Philharmonia Orchestra
Christoph von Dohnányi

Reviewed by: Nick Breckenfield

Reviewed: 9 September, 2002
Venue: Royal Albert Hall, London

The final week of the Proms, which affords a snap shot of the state of four of the five London Symphony Orchestras (a week, unusually, without international visitors), opened with Christoph von Dohnányi bringing his Philharmonia Orchestra to the Proms for only the second time since becoming Principal Conductor in 1997 (in 2000 Slatkin came with them; last year Renée Fleming and Eschenbach). It was certainly good to see him back on the Albert Hall platform.

As for his final Cleveland Orchestra performances as Music Director at the Barbican in June, Dohnányi is as clear-sighted as ever in how he wants his performances to sound: no unfussy interpretative interpolations, just fidelity to the score. For some this sounds emotionally bland, but I revel in hearing what composer’s ask for, and – as here – scores suddenly sound new.

That Dohnányi seems to have mellowed was apparent in the opening work, a spirited, almost impish performance of Strauss’s Till Eulenspiegel, with the Philharmonia players (including no less than four percussionists with football rattles – a humorous exception to Dohnányi’s fidelity to the printed score: Strauss asks for one!) revelling in Strauss’s musical characterisations. Often this vast orchestral pantomime can seem laboured and hackneyed. Not here, and Dohnányi risked some wry smiles along the way.

I warmed equally to the Beethoven concerto and Dvořák symphony.Emanuel Ax was typically precise in his enormously satisfying assumption of the solo part, managing to keep his concentration through the hugely disruptive barrage of coughing (particularly in the slow movement), while the slimmed-down Philharmonia offered secure support. I was taken by surprise by the first movement cadenza – stated to be by Beethoven but much more robust than I had remembered, which Ax played for all it was worth.

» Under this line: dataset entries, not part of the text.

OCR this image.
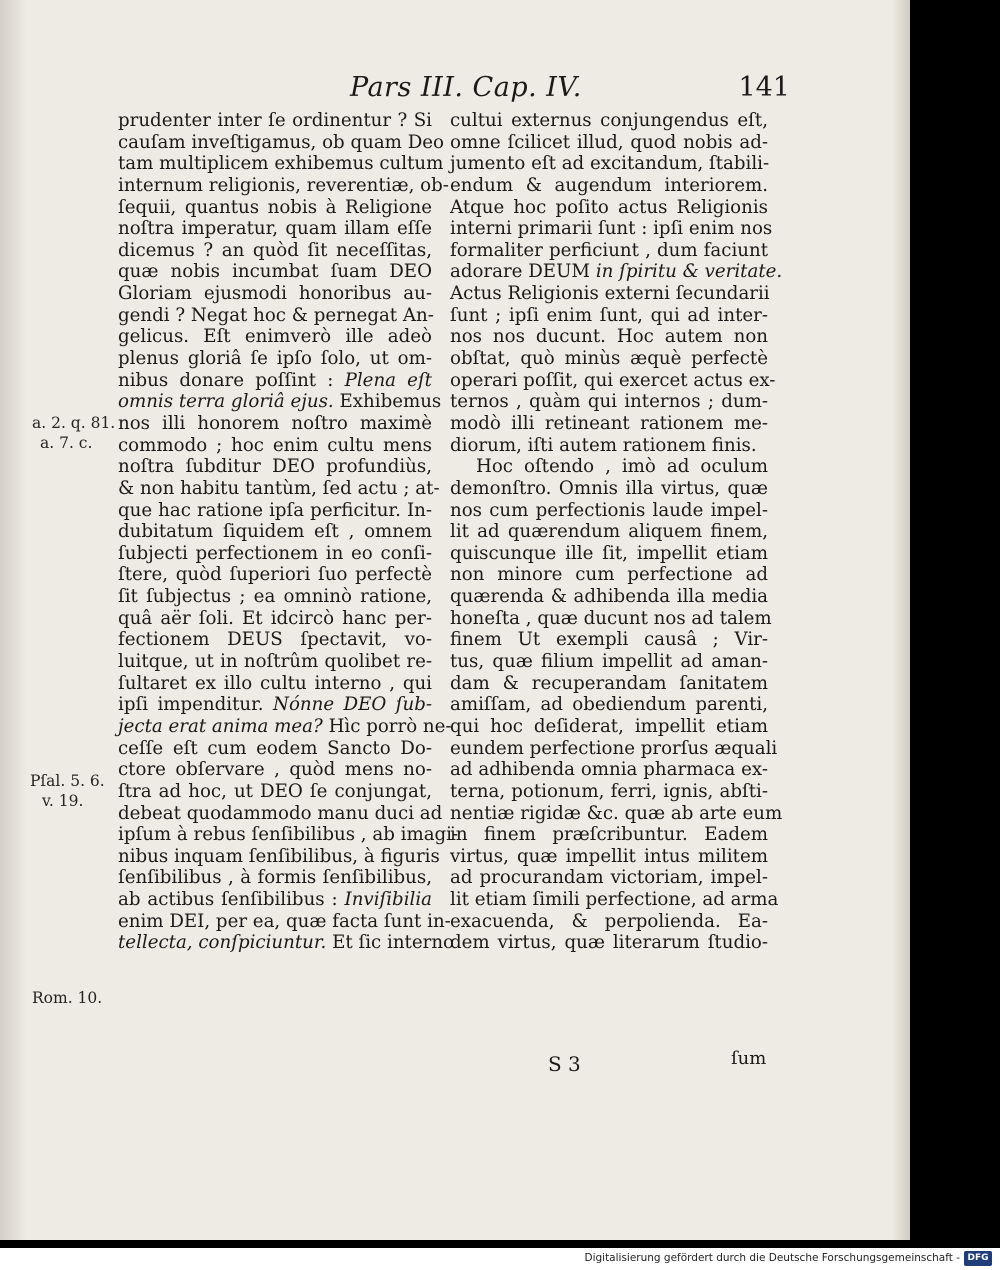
Pars III. Cap. IV.	141
a. 2. q. 81.
a. 7. c.
Pſal. 5. 6.
v. 19.
Rom. 10.
prudenter inter ſe ordinentur ? Si
cauſam inveſtigamus, ob quam Deo
tam multiplicem exhibemus cultum
internum religionis, reverentiæ, ob-
ſequii, quantus nobis à Religione
noſtra imperatur, quam illam eſſe
dicemus ? an quòd ſit neceſſitas,
quæ nobis incumbat ſuam DEO
Gloriam ejusmodi honoribus au-
gendi ? Negat hoc & pernegat An-
gelicus. Eſt enimverò ille adeò
plenus gloriâ ſe ipſo ſolo, ut om-
nibus donare poſſint : Plena eſt
omnis terra gloriâ ejus. Exhibemus
nos illi honorem noſtro maximè
commodo ; hoc enim cultu mens
noſtra ſubditur DEO profundiùs,
& non habitu tantùm, ſed actu ; at-
que hac ratione ipſa perficitur. In-
dubitatum ſiquidem eſt , omnem
ſubjecti perfectionem in eo conſi-
ſtere, quòd ſuperiori ſuo perfectè
ſit ſubjectus ; ea omninò ratione,
quâ aër ſoli. Et idcircò hanc per-
fectionem DEUS ſpectavit, vo-
luitque, ut in noſtrûm quolibet re-
ſultaret ex illo cultu interno , qui
ipſi impenditur. Nónne DEO ſub-
jecta erat anima mea? Hìc porrò ne-
ceſſe eſt cum eodem Sancto Do-
ctore obſervare , quòd mens no-
ſtra ad hoc, ut DEO ſe conjungat,
debeat quodammodo manu duci ad
ipſum à rebus ſenſibilibus , ab imagi-
nibus inquam ſenſibilibus, à figuris
ſenſibilibus , à formis ſenſibilibus,
ab actibus ſenſibilibus : Inviſibilia
enim DEI, per ea, quæ facta ſunt in-
tellecta, conſpiciuntur. Et ſic interno
cultui externus conjungendus eſt,
omne ſcilicet illud, quod nobis ad-
jumento eſt ad excitandum, ſtabili-
endum & augendum interiorem.
Atque hoc poſito actus Religionis
interni primarii ſunt : ipſi enim nos
formaliter perficiunt , dum faciunt
adorare DEUM in ſpiritu & veritate.
Actus Religionis externi ſecundarii
ſunt ; ipſi enim ſunt, qui ad inter-
nos nos ducunt. Hoc autem non
obſtat, quò minùs æquè perfectè
operari poſſit, qui exercet actus ex-
ternos , quàm qui internos ; dum-
modò illi retineant rationem me-
diorum, iſti autem rationem finis.
Hoc oſtendo , imò ad oculum
demonſtro. Omnis illa virtus, quæ
nos cum perfectionis laude impel-
lit ad quærendum aliquem finem,
quiscunque ille ſit, impellit etiam
non minore cum perfectione ad
quærenda & adhibenda illa media
honeſta , quæ ducunt nos ad talem
finem Ut exempli causâ ; Vir-
tus, quæ filium impellit ad aman-
dam & recuperandam ſanitatem
amiſſam, ad obediendum parenti,
qui hoc deſiderat, impellit etiam
eundem perfectione prorſus æquali
ad adhibenda omnia pharmaca ex-
terna, potionum, ferri, ignis, abſti-
nentiæ rigidæ &c. quæ ab arte eum
in finem præſcribuntur. Eadem
virtus, quæ impellit intus militem
ad procurandam victoriam, impel-
lit etiam ſimili perfectione, ad arma
exacuenda, & perpolienda. Ea-
dem virtus, quæ literarum ſtudio-
S 3	ſum
Digitalisierung gefördert durch die Deutsche Forschungsgemeinschaft - DFG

Bravo!

Dohnányi’s non-interventionist approach suited Dvořák’s delightful work exceedingly well, the Philharmonia on fine form with its Principal Conductor.I hope that Dohnányi will be constant conductor from the Philharmonia’s annual Prom from now on – it is a partnership that is helping to bring London’s orchestral life back into the very highest league.